I'm doing some work for someone who uses Adobe Illustrator - translating the artwork into DWG and merging it into ArchiCAD.
I'm using an Adobe font family - Frutiger - and note that what I see in Illustrator and what I see in ArchiCAD paper space are different. Frutiger 67 Bold Condensed looks too bold and too condensed in AC.
The font size is also jiggy. What is specified in Illustrator as 12pt text needs to be 8pts (approx) to fit into the same space.
Any typographic wizards out there who would care to respond? I'm stumped.
Not sure, but AFAIK Autocad's DWG format doesn't support system fonts the normal way, it has 'styles' that Archicad maps to your system fonts if you've set the translator to do so. and you have to have the same fonts installed on you system, the Dwg format doesn't embed fonts like PDFs do.
Needs to be checked, it can be that your Archicad uses for example the non-bold Condensed font and Bolds it instead of mapping to the CondensedBold variety - that would make the appearance wrong.
The font map did not come along automatically in the dwg.
I might no t have noticed this if it had. I had to open the original in illustrator and use an inspector to determine which font, size, etc.
Frutiger is a big font family. Maybe it just doesn;t play nice with ArchiCAD as you suggest. I guess I was naive to think that my font issues of old would go away when I moved back to the Apple platform.

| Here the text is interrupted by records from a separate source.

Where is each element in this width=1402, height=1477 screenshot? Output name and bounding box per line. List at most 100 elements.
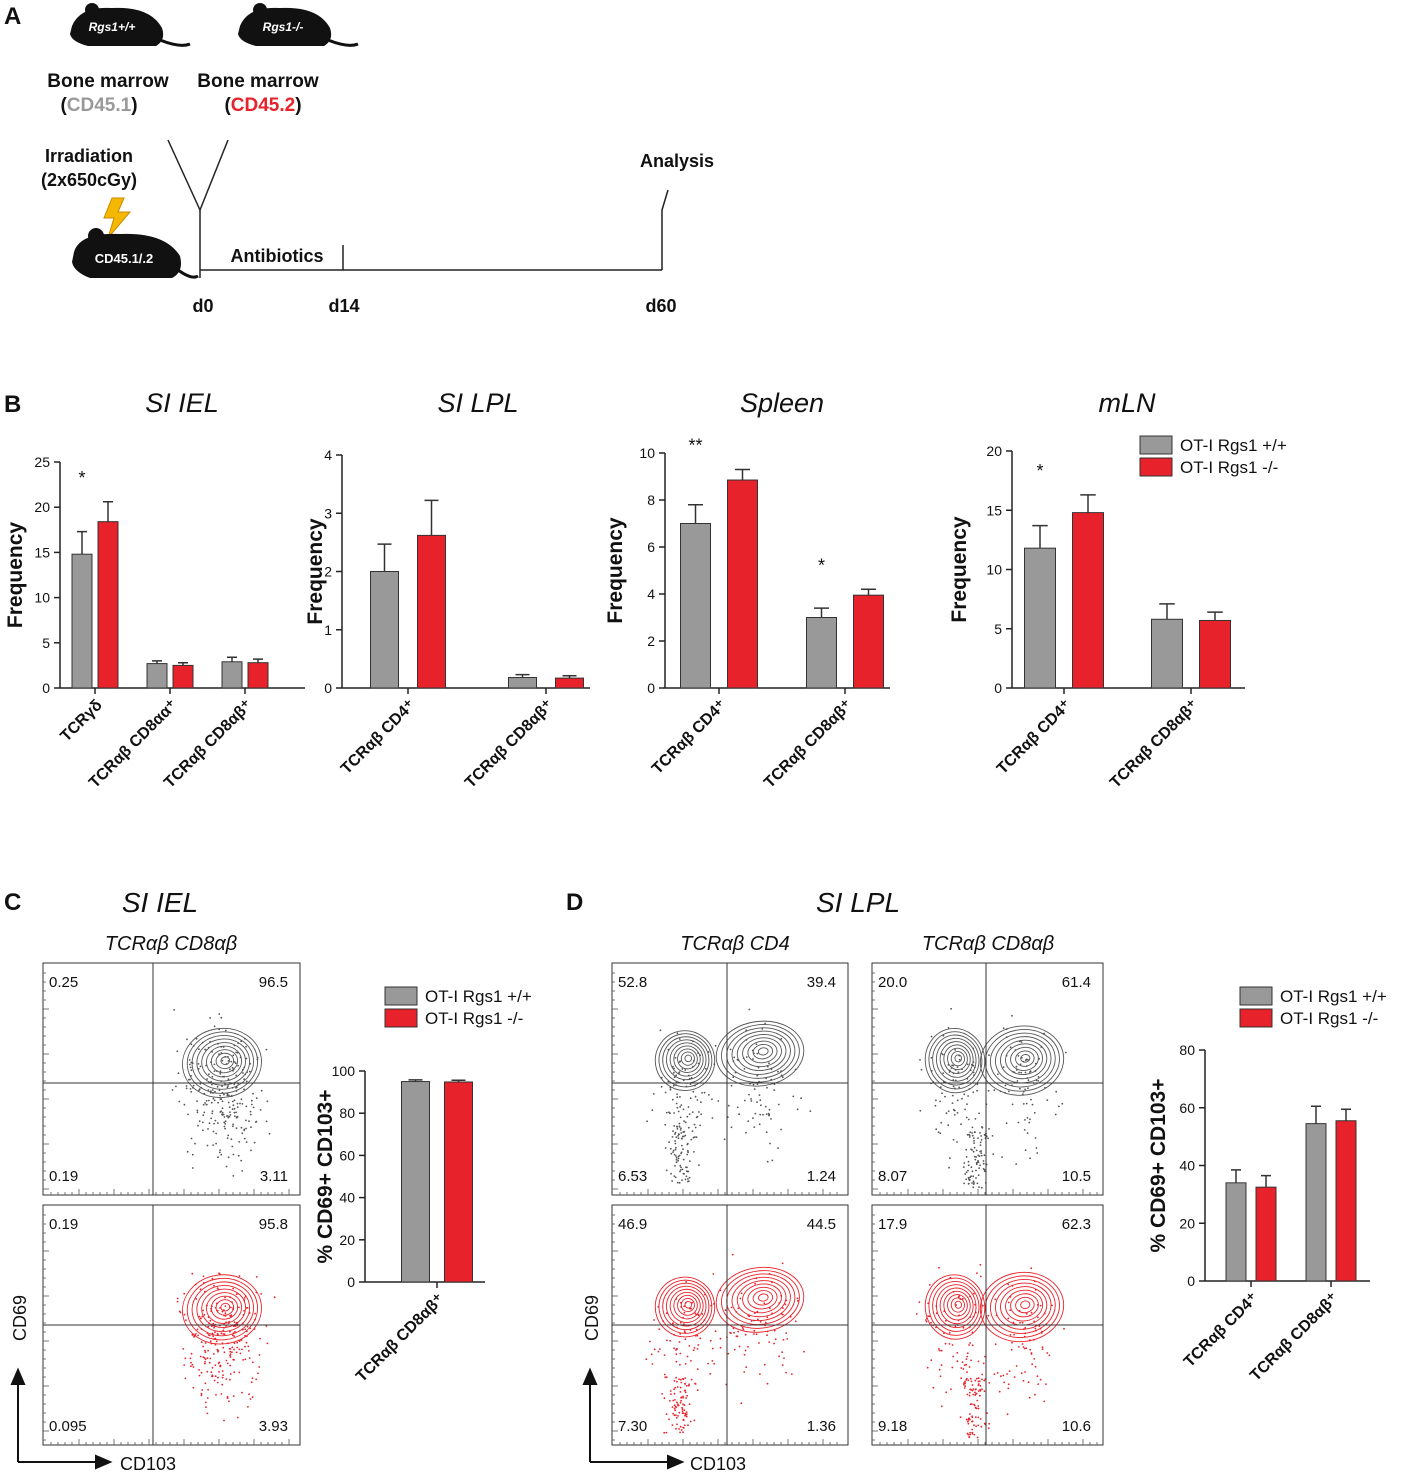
event-dot: [977, 1161, 980, 1164]
quadrant-value: 52.8: [618, 974, 647, 991]
event-dot: [963, 1162, 966, 1164]
event-dot: [223, 1116, 226, 1118]
event-dot: [232, 1287, 235, 1290]
event-dot: [694, 1126, 697, 1129]
event-dot: [975, 1177, 977, 1179]
event-dot: [970, 1380, 973, 1383]
event-dot: [209, 1357, 212, 1360]
event-dot: [707, 1362, 709, 1365]
y-tick-label: 20: [1179, 1215, 1195, 1231]
event-dot: [699, 1337, 702, 1340]
event-dot: [659, 1029, 662, 1032]
bar: [1255, 1186, 1277, 1282]
event-dot: [1007, 1383, 1010, 1386]
event-dot: [650, 1353, 653, 1356]
y-tick-label: 20: [986, 443, 1002, 459]
day-label: d0: [192, 296, 213, 316]
event-dot: [979, 1263, 982, 1266]
event-dot: [232, 1358, 235, 1361]
event-dot: [198, 1374, 201, 1377]
event-dot: [679, 1106, 681, 1108]
contour: [677, 1048, 698, 1070]
plot-frame: [42, 962, 301, 1196]
chart-title: Spleen: [740, 388, 824, 418]
event-dot: [935, 1128, 938, 1131]
event-dot: [664, 1123, 667, 1126]
event-dot: [676, 1096, 679, 1099]
y-tick-label: 6: [647, 539, 655, 555]
event-dot: [763, 1302, 766, 1305]
event-dot: [1055, 1090, 1058, 1093]
event-dot: [242, 1359, 245, 1361]
event-dot: [1002, 1374, 1005, 1377]
event-dot: [210, 1083, 213, 1086]
event-dot: [234, 1330, 236, 1333]
event-dot: [210, 1117, 213, 1120]
flow-plot: 20.0 61.4 8.07 10.5: [871, 962, 1104, 1196]
event-dot: [966, 1355, 969, 1358]
event-dot: [698, 1111, 700, 1113]
event-dot: [753, 1333, 755, 1335]
event-dot: [176, 1050, 179, 1053]
event-dot: [1007, 1387, 1010, 1390]
event-dot: [207, 1128, 209, 1130]
event-dot: [797, 1299, 799, 1302]
event-dot: [1013, 1376, 1016, 1378]
event-dot: [198, 1369, 201, 1371]
quadrant-value: 95.8: [259, 1216, 288, 1233]
event-dot: [692, 1349, 695, 1351]
event-dot: [735, 1335, 738, 1338]
contour: [680, 1051, 695, 1066]
event-dot: [991, 1135, 994, 1137]
marker-label: (CD45.2): [224, 95, 301, 116]
event-dot: [197, 1063, 200, 1065]
event-dot: [676, 1126, 678, 1128]
event-dot: [186, 1038, 188, 1041]
event-dot: [234, 1062, 237, 1065]
event-dot: [243, 1128, 246, 1131]
event-dot: [684, 1377, 687, 1379]
y-tick-label: 20: [34, 499, 50, 515]
contour: [669, 1042, 704, 1077]
significance: *: [1036, 461, 1043, 481]
event-dot: [1030, 1098, 1032, 1101]
event-dot: [981, 1126, 983, 1128]
contour: [989, 1279, 1056, 1334]
event-dot: [696, 1348, 699, 1350]
event-dot: [752, 1117, 754, 1119]
event-dot: [1054, 1113, 1057, 1116]
event-dot: [677, 1135, 679, 1137]
quadrant-value: 6.53: [618, 1168, 647, 1185]
event-dot: [971, 1420, 973, 1423]
event-dot: [675, 1427, 677, 1430]
event-dot: [673, 1392, 676, 1395]
event-dot: [219, 1070, 222, 1073]
event-dot: [686, 1153, 689, 1156]
event-dot: [967, 1095, 969, 1097]
contour: [182, 1027, 262, 1098]
event-dot: [961, 1097, 963, 1100]
event-dot: [1026, 1117, 1029, 1119]
event-dot: [673, 1112, 675, 1114]
event-dot: [668, 1418, 670, 1421]
y-axis-label: % CD69+ CD103+: [314, 1090, 337, 1264]
quadrant-value: 0.19: [49, 1168, 78, 1185]
event-dot: [247, 1406, 249, 1408]
event-dot: [966, 1352, 969, 1355]
event-dot: [972, 1175, 975, 1178]
event-dot: [220, 1393, 223, 1395]
event-dot: [1028, 1396, 1031, 1399]
event-dot: [236, 1341, 239, 1344]
event-dot: [925, 1319, 927, 1321]
event-dot: [968, 1366, 971, 1368]
event-dot: [265, 1120, 268, 1123]
event-dot: [977, 1160, 979, 1162]
event-dot: [209, 1340, 212, 1343]
quadrant-value: 44.5: [807, 1216, 836, 1233]
event-dot: [971, 1432, 974, 1435]
contour: [932, 1280, 980, 1332]
event-dot: [673, 1175, 676, 1177]
event-dot: [243, 1078, 246, 1081]
error-bar: [814, 607, 829, 618]
event-dot: [971, 1132, 973, 1134]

Aaron wrote: ...Frutiger is a big font family. Maybe it just doesn;t play nice with ArchiCAD as you suggest. I guess I was naive to think that my font issues of old would go away when I moved back to the Apple platform.
The issue is that you're using a still very much non-Apple DWG format as an intermediate.

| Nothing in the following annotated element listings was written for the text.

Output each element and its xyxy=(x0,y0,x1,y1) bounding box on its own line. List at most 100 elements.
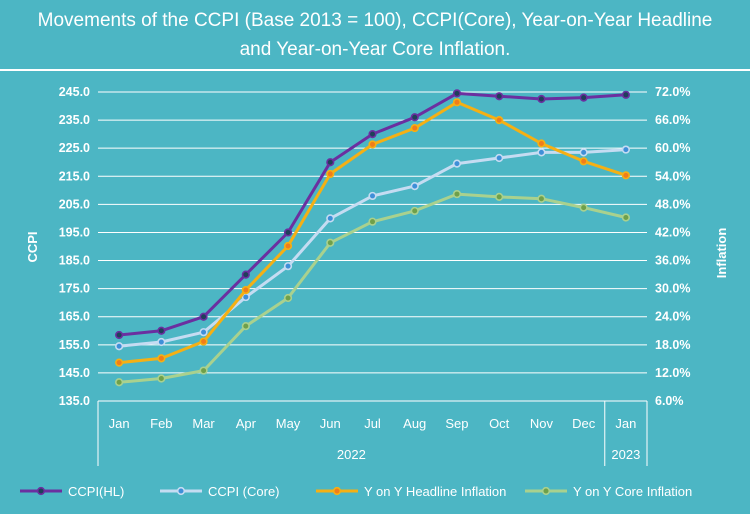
category-label: Jan xyxy=(615,416,636,431)
year-label: 2023 xyxy=(611,447,640,462)
data-point xyxy=(410,123,419,133)
year-label: 2022 xyxy=(337,447,366,462)
legend-item: CCPI (Core) xyxy=(160,484,280,499)
left-tick-label: 185.0 xyxy=(59,254,90,268)
right-tick-label: 48.0% xyxy=(655,197,690,211)
category-axis: Jan Feb Mar Apr May Jun Jul Aug Sep Oct Nov Dec Jan 2… xyxy=(97,401,648,466)
legend-label: Y on Y Headline Inflation xyxy=(364,484,506,499)
data-point xyxy=(326,158,335,167)
data-point xyxy=(495,192,504,201)
right-tick-label: 6.0% xyxy=(655,394,684,408)
legend-label: CCPI (Core) xyxy=(208,484,280,499)
data-point xyxy=(410,206,419,216)
data-point xyxy=(537,194,546,203)
data-point xyxy=(326,169,335,179)
right-tick-label: 30.0% xyxy=(655,282,690,296)
left-tick-label: 135.0 xyxy=(59,394,90,408)
right-tick-label: 42.0% xyxy=(655,225,690,239)
category-label: May xyxy=(276,416,301,431)
data-point xyxy=(115,378,124,387)
data-point xyxy=(537,94,546,104)
data-point xyxy=(368,130,377,139)
right-tick-label: 18.0% xyxy=(655,338,690,352)
legend: CCPI(HL) CCPI (Core) Y on Y Headline Infla… xyxy=(20,484,692,499)
data-point xyxy=(579,157,588,166)
chart-title: Movements of the CCPI (Base 2013 = 100),… xyxy=(0,6,750,64)
data-point xyxy=(579,203,588,212)
right-tick-label: 54.0% xyxy=(655,169,690,183)
left-tick-label: 205.0 xyxy=(59,197,90,211)
series-3 xyxy=(115,189,630,387)
category-label: Jun xyxy=(320,416,341,431)
gridlines xyxy=(98,91,647,402)
data-point xyxy=(241,285,250,295)
left-tick-label: 225.0 xyxy=(59,141,90,155)
data-point xyxy=(410,182,419,191)
legend-swatch-marker xyxy=(36,486,46,496)
category-label: Nov xyxy=(530,416,554,431)
left-tick-label: 145.0 xyxy=(59,366,90,380)
data-point xyxy=(621,171,630,180)
data-point xyxy=(495,153,504,163)
data-point xyxy=(241,270,250,279)
data-point xyxy=(621,90,630,99)
category-label: Oct xyxy=(489,416,510,431)
category-label: Aug xyxy=(403,416,426,431)
data-point xyxy=(495,92,504,101)
left-tick-label: 175.0 xyxy=(59,282,90,296)
data-point xyxy=(241,321,250,331)
data-point xyxy=(452,189,462,199)
data-point xyxy=(157,337,166,347)
category-label: Mar xyxy=(192,416,215,431)
data-point xyxy=(115,330,124,340)
data-point xyxy=(495,115,504,125)
data-point xyxy=(199,366,208,375)
data-point xyxy=(368,217,377,226)
right-axis-ticks: 72.0% 66.0% 60.0% 54.0% 48.0% 42.0% 36.0% 30.0%… xyxy=(655,85,690,408)
title-divider xyxy=(0,69,750,71)
legend-item: CCPI(HL) xyxy=(20,484,124,499)
legend-swatch-marker xyxy=(332,486,342,496)
left-tick-label: 165.0 xyxy=(59,310,90,324)
series-1 xyxy=(115,145,630,351)
data-point xyxy=(579,148,588,157)
data-point xyxy=(452,159,462,168)
data-point xyxy=(157,374,166,383)
category-label: Jan xyxy=(109,416,130,431)
series-line xyxy=(118,91,626,337)
left-tick-label: 195.0 xyxy=(59,225,90,239)
data-point xyxy=(410,113,419,122)
data-point xyxy=(452,89,462,98)
data-point xyxy=(283,241,293,251)
data-point xyxy=(199,312,208,321)
data-point xyxy=(368,191,377,201)
legend-swatch-marker xyxy=(541,486,551,496)
left-axis-title: CCPI xyxy=(25,231,40,262)
data-point xyxy=(157,354,166,363)
legend-label: Y on Y Core Inflation xyxy=(573,484,692,499)
right-tick-label: 24.0% xyxy=(655,310,690,324)
data-point xyxy=(283,262,293,271)
left-axis-ticks: 245.0 235.0 225.0 215.0 205.0 195.0 185.0 175.0… xyxy=(59,85,90,408)
right-tick-label: 12.0% xyxy=(655,366,690,380)
legend-label: CCPI(HL) xyxy=(68,484,124,499)
data-point xyxy=(115,342,124,351)
category-label: Feb xyxy=(150,416,172,431)
left-tick-label: 235.0 xyxy=(59,113,90,127)
category-label: Apr xyxy=(236,416,257,431)
right-tick-label: 60.0% xyxy=(655,141,690,155)
category-label: Jul xyxy=(364,416,381,431)
data-point xyxy=(283,228,293,237)
data-point xyxy=(368,140,377,149)
right-tick-label: 72.0% xyxy=(655,85,690,99)
series-0 xyxy=(115,89,630,340)
data-point xyxy=(621,213,630,222)
chart-title-line-1: Movements of the CCPI (Base 2013 = 100),… xyxy=(37,10,713,31)
series-2 xyxy=(115,98,630,367)
data-point xyxy=(537,148,546,157)
right-tick-label: 66.0% xyxy=(655,113,690,127)
data-point xyxy=(199,328,208,337)
right-tick-label: 36.0% xyxy=(655,254,690,268)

You mention Archicad Paper space, I guess you mean that you dragged the DWG into an Archicad layout.
If you don't need to edit the file, you might just as well drag the Illustrator file (which should be saved as a PDF) directly into Archicad and check if it works better. if saved as a PDF, the font should be included with the file.

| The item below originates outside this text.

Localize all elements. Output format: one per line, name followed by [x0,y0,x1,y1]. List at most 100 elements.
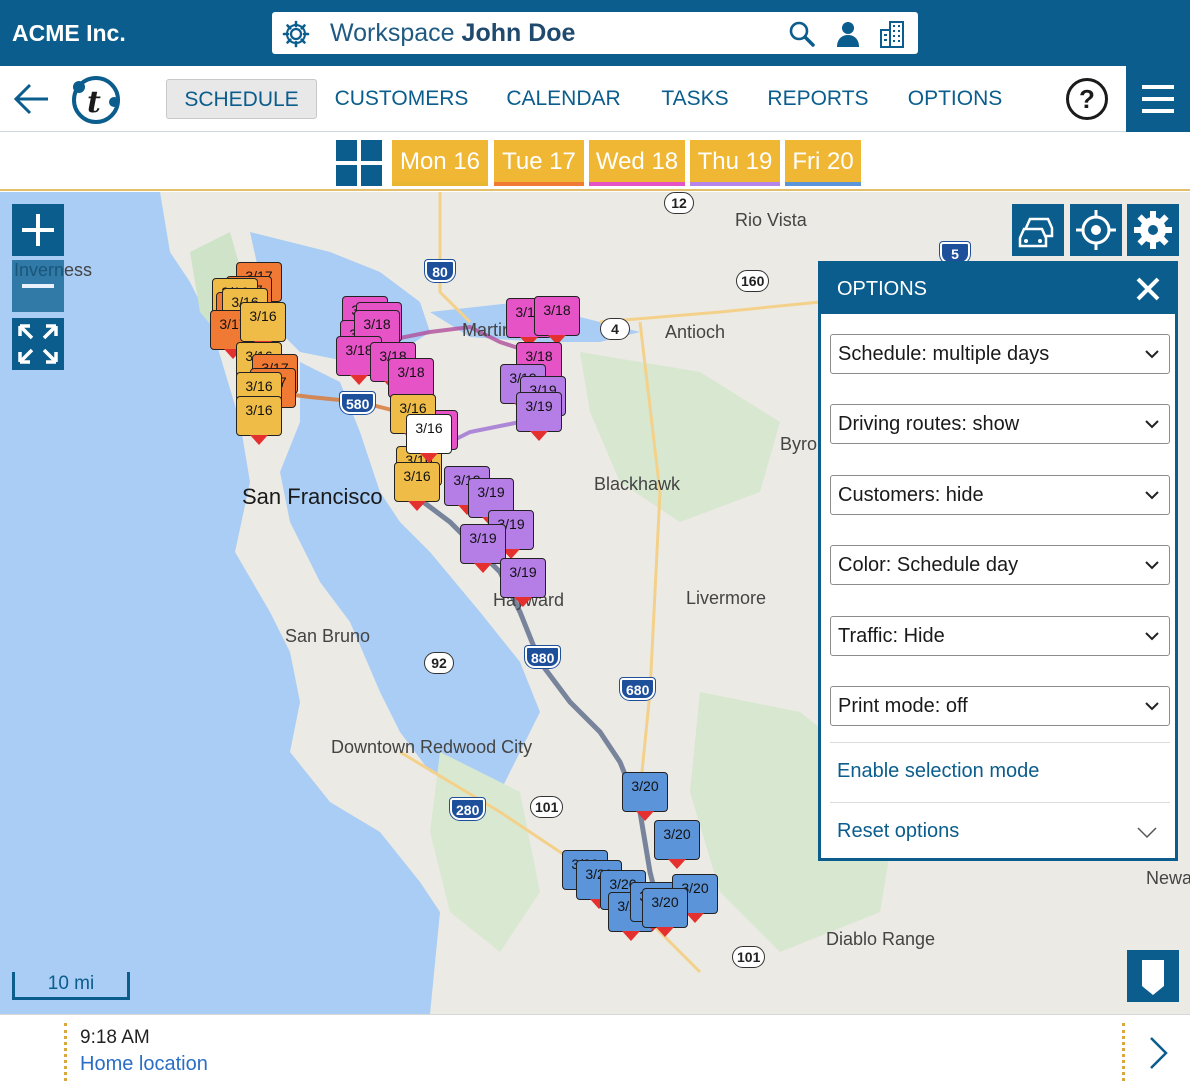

Also, you can create a font translation table in your DWG translator. You need to check that the actual font names match precisely — re-reading your original post, where you call it "jiggy" I'm thinking Archicad, not finding what you intended, has substituted the font your friend is using for its old bit-mapped screen representation.
The old MacOS (9 and previous) needed bit-mapped fonts for the screen. They were automatically exchanged for the real Postscript print fonts at print time. They have slightly different names, like Frutiger Cond Bold might be substituted at print time with Frutiger LTStd-Bold Cn, for example. Both kinds are found within Adobe's font packs, but those are still different for the Mac compared to what's sold to PC/Windows. (that is an Adobe issue!)
So first you need to check that you have the right Postscript print font installed in your system, not just the bit-map font.
Then, if the above isn't enough, you need to check that's what's specified in your font translation table, because when you go through DWG, the bitmap-printfont connection is lost, and Archicad just does what it's told, finds and uses the font you've named. If you name the print font instead, that should work, because MacOSX will display and print whatever you throw at it!